Me. I never iron my clothes. I wear them, creases and all. After a day in them, the creases disappear. And, my standard uniform comprises t-shirts with jeans, shorts or capris. I transition from home wear to outer wear seamlessly. No changing involved. The only times, my husband and I, make an effort to dress up, is when norms require it or it is clearly stated in an invitation or by the establishment we are going to. To be honest, I sometimes like dressing up just so I can wear the dresses, shoes and costume jewellery in my wardrobe. 

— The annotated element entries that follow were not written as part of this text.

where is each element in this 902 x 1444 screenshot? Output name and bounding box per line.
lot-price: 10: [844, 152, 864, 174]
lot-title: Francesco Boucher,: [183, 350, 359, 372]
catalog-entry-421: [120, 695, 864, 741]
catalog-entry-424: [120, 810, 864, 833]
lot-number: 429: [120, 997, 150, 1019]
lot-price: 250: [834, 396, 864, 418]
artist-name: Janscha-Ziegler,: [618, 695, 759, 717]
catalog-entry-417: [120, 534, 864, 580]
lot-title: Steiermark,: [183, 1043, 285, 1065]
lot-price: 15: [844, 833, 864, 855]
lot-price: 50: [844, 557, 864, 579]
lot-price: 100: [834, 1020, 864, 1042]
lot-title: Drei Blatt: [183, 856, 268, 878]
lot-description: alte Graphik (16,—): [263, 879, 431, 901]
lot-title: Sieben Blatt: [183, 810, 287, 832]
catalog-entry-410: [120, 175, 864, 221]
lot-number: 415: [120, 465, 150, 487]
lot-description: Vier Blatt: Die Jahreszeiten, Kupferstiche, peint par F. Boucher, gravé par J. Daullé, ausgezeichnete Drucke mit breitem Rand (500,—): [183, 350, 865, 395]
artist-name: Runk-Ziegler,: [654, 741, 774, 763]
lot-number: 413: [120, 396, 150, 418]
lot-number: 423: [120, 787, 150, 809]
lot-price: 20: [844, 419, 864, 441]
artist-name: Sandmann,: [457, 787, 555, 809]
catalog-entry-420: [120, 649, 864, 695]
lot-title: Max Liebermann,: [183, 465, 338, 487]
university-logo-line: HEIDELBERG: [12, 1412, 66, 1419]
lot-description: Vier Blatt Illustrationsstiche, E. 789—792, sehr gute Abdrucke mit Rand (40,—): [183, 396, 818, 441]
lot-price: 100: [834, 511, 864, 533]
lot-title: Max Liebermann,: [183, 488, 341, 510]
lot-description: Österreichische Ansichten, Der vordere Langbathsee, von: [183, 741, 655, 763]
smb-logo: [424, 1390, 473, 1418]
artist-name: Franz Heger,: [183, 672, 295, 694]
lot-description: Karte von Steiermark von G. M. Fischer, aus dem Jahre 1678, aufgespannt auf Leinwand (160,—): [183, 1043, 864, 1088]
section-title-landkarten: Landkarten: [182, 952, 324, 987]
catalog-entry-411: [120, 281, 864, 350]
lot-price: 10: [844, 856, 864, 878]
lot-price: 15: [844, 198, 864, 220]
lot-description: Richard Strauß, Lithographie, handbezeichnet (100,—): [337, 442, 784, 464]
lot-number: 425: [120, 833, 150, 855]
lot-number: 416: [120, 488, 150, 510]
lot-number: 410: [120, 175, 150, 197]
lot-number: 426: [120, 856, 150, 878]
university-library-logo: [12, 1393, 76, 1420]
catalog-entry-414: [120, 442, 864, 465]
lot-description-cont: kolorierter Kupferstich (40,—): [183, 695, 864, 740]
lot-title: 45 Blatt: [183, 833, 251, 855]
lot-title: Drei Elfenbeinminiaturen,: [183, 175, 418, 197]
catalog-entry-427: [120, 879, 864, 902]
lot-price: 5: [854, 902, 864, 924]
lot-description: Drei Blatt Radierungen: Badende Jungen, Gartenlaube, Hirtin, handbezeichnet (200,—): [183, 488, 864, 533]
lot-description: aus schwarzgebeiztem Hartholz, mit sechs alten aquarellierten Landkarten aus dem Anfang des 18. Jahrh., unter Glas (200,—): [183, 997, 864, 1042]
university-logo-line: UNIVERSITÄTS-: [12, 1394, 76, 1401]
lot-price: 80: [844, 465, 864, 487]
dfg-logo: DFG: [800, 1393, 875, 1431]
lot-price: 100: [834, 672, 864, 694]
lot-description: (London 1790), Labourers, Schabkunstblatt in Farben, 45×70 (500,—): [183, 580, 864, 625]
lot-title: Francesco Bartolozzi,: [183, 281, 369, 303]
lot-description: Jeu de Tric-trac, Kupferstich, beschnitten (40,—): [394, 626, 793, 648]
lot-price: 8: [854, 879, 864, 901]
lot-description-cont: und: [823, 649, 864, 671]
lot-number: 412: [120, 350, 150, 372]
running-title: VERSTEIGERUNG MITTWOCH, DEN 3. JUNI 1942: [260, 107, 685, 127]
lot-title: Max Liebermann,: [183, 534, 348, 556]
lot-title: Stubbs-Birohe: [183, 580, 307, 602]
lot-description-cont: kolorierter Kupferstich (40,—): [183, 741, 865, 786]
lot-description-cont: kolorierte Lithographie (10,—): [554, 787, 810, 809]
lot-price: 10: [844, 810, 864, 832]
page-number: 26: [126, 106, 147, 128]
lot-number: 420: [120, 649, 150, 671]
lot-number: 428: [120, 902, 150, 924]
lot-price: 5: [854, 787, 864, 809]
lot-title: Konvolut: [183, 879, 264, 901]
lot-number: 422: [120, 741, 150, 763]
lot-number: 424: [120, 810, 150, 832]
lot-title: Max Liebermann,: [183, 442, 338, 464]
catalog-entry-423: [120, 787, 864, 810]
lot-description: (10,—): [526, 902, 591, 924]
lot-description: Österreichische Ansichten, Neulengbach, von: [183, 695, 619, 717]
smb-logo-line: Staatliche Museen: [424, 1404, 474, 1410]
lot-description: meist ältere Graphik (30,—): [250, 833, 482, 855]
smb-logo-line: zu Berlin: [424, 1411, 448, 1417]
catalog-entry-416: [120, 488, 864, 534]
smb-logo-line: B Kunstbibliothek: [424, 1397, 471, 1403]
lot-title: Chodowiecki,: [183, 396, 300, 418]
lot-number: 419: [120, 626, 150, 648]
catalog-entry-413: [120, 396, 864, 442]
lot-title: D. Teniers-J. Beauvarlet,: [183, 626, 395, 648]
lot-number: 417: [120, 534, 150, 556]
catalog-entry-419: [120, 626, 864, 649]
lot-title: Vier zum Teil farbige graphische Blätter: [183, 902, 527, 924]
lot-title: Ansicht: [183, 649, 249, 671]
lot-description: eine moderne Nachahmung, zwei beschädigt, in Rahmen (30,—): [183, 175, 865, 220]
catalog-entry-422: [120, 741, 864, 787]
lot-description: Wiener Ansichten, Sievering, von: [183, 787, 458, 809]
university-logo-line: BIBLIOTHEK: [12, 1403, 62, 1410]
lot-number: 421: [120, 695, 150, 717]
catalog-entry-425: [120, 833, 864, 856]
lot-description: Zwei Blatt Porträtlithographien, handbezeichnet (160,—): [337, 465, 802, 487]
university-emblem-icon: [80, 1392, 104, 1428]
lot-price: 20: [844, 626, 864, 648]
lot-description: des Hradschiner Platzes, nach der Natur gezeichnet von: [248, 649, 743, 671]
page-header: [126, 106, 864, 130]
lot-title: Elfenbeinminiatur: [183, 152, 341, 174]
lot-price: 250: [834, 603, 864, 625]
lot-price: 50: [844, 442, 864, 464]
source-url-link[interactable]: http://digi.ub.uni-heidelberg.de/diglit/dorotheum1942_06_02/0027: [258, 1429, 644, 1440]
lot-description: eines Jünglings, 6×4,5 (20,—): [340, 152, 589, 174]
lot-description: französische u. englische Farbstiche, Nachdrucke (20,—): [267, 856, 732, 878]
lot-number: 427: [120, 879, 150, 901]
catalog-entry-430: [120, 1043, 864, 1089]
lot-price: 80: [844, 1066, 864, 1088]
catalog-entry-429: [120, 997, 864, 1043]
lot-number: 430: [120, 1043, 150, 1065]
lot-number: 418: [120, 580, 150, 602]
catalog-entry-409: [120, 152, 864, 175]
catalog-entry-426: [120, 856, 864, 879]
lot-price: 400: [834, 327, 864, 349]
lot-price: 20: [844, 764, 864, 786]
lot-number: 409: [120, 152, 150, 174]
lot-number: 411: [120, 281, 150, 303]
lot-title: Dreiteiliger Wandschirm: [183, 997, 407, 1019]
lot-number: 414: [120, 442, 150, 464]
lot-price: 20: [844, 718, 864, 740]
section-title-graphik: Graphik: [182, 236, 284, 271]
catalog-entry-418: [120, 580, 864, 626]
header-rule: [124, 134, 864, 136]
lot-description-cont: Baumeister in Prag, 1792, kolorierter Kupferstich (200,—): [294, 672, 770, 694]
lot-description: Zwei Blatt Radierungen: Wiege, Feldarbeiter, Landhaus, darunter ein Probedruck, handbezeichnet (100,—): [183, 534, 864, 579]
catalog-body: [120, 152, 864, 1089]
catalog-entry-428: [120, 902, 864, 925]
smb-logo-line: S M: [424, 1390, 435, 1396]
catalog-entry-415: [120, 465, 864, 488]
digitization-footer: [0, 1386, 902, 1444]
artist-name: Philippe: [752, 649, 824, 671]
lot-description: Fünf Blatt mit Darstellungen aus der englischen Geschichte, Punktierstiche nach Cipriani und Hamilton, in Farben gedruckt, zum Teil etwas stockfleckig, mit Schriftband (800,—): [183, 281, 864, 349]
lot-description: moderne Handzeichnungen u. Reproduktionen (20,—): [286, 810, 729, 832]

A neat and tidy appearance is another given for my mum. Hair oiled and centre parted, held in place by hair pins. Again, it never occurred to me until now that my dear old mum spends a fair bit of time combing her fine hair – much of it lost to old age. Her arthritic hands make it difficult to comb, gather and tie her hair into a little bun. Despite this obstacle, she still gives what’s left a good comb in the morning after her shower. And, again in the evening before tea time. I have suggested many times. She has rejected equal times to a short bob hairstyle. It’s not age-appropriate, she contends. She also doesn’t like wearing hats because they mess up her hair.  I, on the other hand, am a proud owner of a brush or two but prefer to run my hand through my hair. That’s my idea of combing the strands I have on my head.  

This is my very belated understanding and acceptance of my mum’s generation’s approach to dressing etiquette and lifestyle.  I remember my grandma, Tulasi, my mum’s mum, was always dressed impeccably whenever she went out. Nothing over the top. Just proper. My husband reminded me that his paternal grandfather wore a suit even on a Sunday. 

My mum is 28 years older than me. More or less a generation apart. We are different in many ways. Brought up in different times, opportunities, viewpoints and exposure. It is generational. I get it now. I understand my mum and accept that she needs to do what she needs to do – to be herself, feel comfortable and presentable every time she steps out of her front door.